Proof Purger Interface

From Event-B
Jump to navigationJump to search

Purpose

Proofs are stored in proof files. Each time a new proof obligation is generated by the tool, a corresponding (initially empty) proof is created. However, proofs are never removed automatically by the Rodin platform. As time passes and a model is worked out, obsolete proofs (e.g., proofs that do not have a corresponding proof obligation anymore) accumulate and clutter proof files.

The purpose of the proof purger is to allow the user to delete obsolete proofs.

Why proofs become obsolete

Proof obligations are named after the main elements related to it, such as events and invariants. Therefore, each time such an element is renamed manually, the corresponding proof obligations get a new name. However, the existing proof is not renamed, and a new proof gets created with the new name.

Therefore, after a lot of model editing, there are more and more obsolete proofs stored in proof files.

Selecting purge input

In any view, right-clicking an Event-B project or file will display a popup menu, containing a Purge Proofs... entry. If several files or projects (or both) are selected, purging will apply to all of them.

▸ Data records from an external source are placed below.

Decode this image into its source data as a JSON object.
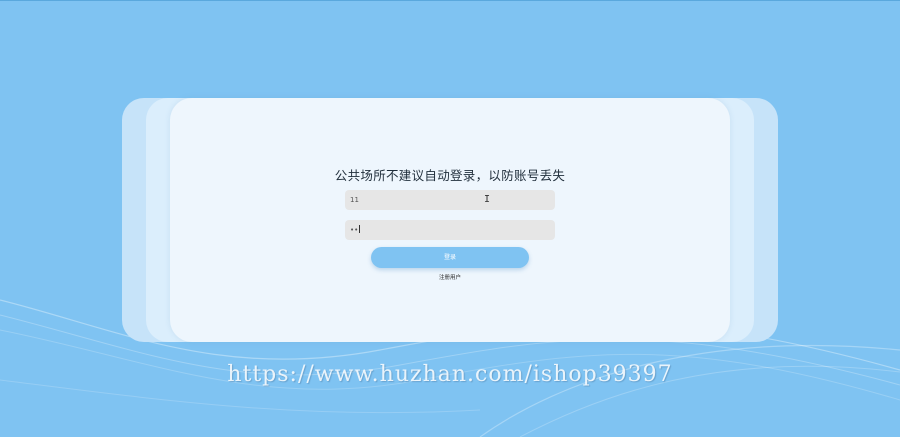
{
  "login": {
    "title": "公共场所不建议自动登录，以防账号丢失",
    "username_value": "11",
    "password_value": "••",
    "login_button": "登录",
    "register_link": "注册用户"
  },
  "watermark": {
    "text": "https://www.huzhan.com/ishop39397"
  },
  "colors": {
    "background": "#7fc3f2",
    "card": "#eef6fd",
    "button": "#7fc3f2",
    "field": "#e6e6e6"
  },
  "icons": {
    "cursor": "text-cursor-icon"
  }
}
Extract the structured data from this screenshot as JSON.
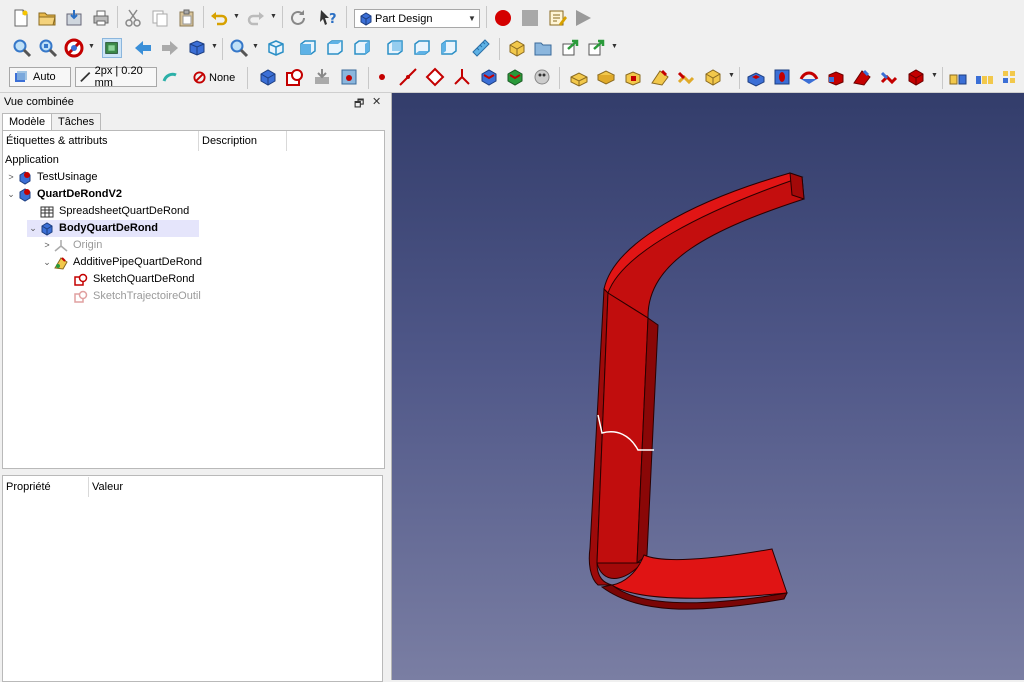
{
  "toolbar": {
    "workbench": "Part Design",
    "draw_style": "Auto",
    "line_width": "2px | 0.20 mm",
    "selection_filter": "None"
  },
  "combo_view": {
    "title": "Vue combinée",
    "tabs": [
      "Modèle",
      "Tâches"
    ],
    "tree_headers": [
      "Étiquettes & attributs",
      "Description"
    ],
    "root_label": "Application",
    "items": [
      {
        "label": "TestUsinage"
      },
      {
        "label": "QuartDeRondV2"
      },
      {
        "label": "SpreadsheetQuartDeRond"
      },
      {
        "label": "BodyQuartDeRond"
      },
      {
        "label": "Origin"
      },
      {
        "label": "AdditivePipeQuartDeRond"
      },
      {
        "label": "SketchQuartDeRond"
      },
      {
        "label": "SketchTrajectoireOutil"
      }
    ],
    "property_headers": [
      "Propriété",
      "Valeur"
    ]
  },
  "colors": {
    "shape": "#d40f0f",
    "selection_highlight": "#e5e5fb",
    "viewport_top": "#333d6b",
    "viewport_bottom": "#7a7ea3"
  }
}
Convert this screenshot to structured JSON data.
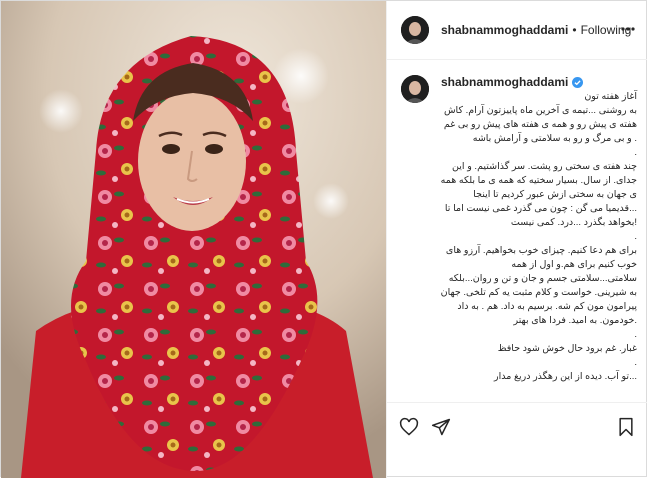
{
  "post": {
    "username": "shabnammoghaddami",
    "dot": "•",
    "follow_state": "Following",
    "caption_lines": [
      "آغاز هفته تون",
      "به روشنی ...تیمه ی آخرین ماه پاییزتون آرام. کاش",
      "هفته ی پیش رو و همه ی هفته های پیش رو بی غم",
      ". و بی مرگ و رو به سلامتی و آرامش باشه",
      ".",
      "چند هفته ی سختی رو پشت. سر گذاشتیم. و این",
      "جدای. از سال. بسیار سختیه که همه ی ما بلکه همه",
      "ی جهان به سختی ازش عبور کردیم تا اینجا",
      "...قدیمیا می گن : چون می گذرد غمی نیست اما تا",
      "!بخواهد بگذرد ...درد. کمی نیست",
      ".",
      "برای هم دعا کنیم. چیزای خوب بخواهیم. آرزو های",
      "خوب کنیم برای هم.و اول از همه",
      "سلامتی...سلامتی جسم و جان و تن و روان...بلکه",
      "به شیرینی. خواست و کلام مثبت یه کم تلخی. جهان",
      "پیرامون مون کم شه. برسیم به داد. هم . به داد",
      ".خودمون. به امید. فردا های بهتر",
      ".",
      "غبار. غم برود حال خوش شود حافظ",
      ".",
      "...تو آب. دیده از این رهگذر دریغ مدار"
    ]
  },
  "icons": {
    "more": "more-options-icon",
    "like": "heart-icon",
    "share": "share-icon",
    "save": "bookmark-icon",
    "verified": "verified-badge-icon"
  },
  "colors": {
    "verified": "#3897f0",
    "scarf": "#c2182b",
    "sweater": "#c81e2a"
  }
}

Firstly, the proof purger tries to find obsolete proofs in the selection. If no obsolete proof is found, a message will pop up telling that no proof needs to be purged. Otherwise, a new window will pop up displaying a list of all POs that are considered obsolete, that is all proofs that exist in some proof file and that do not have any corresponding proof obligation.

Choosing proofs to delete

For the moment, nothing has been erased. The new window shows obsolete proofs and offers to choose among them which ones should be deleted. One may wish to keep some of them, knowing they might be useful in the future.

Once the selection has been decided, clicking the Delete button will actually delete selected proofs from proof files. Files becoming empty will be deleted as well.

Caution

Proof purging shall not be performed on models that are not in a stable state. For instance, it should not be applied to a model that bears some errors or warnings issued by the type checker. This is because, in case of errors and warnings, it can happen that not all proof obligations are generated. Therefore, some proofs could be considered wrongly as obsolete.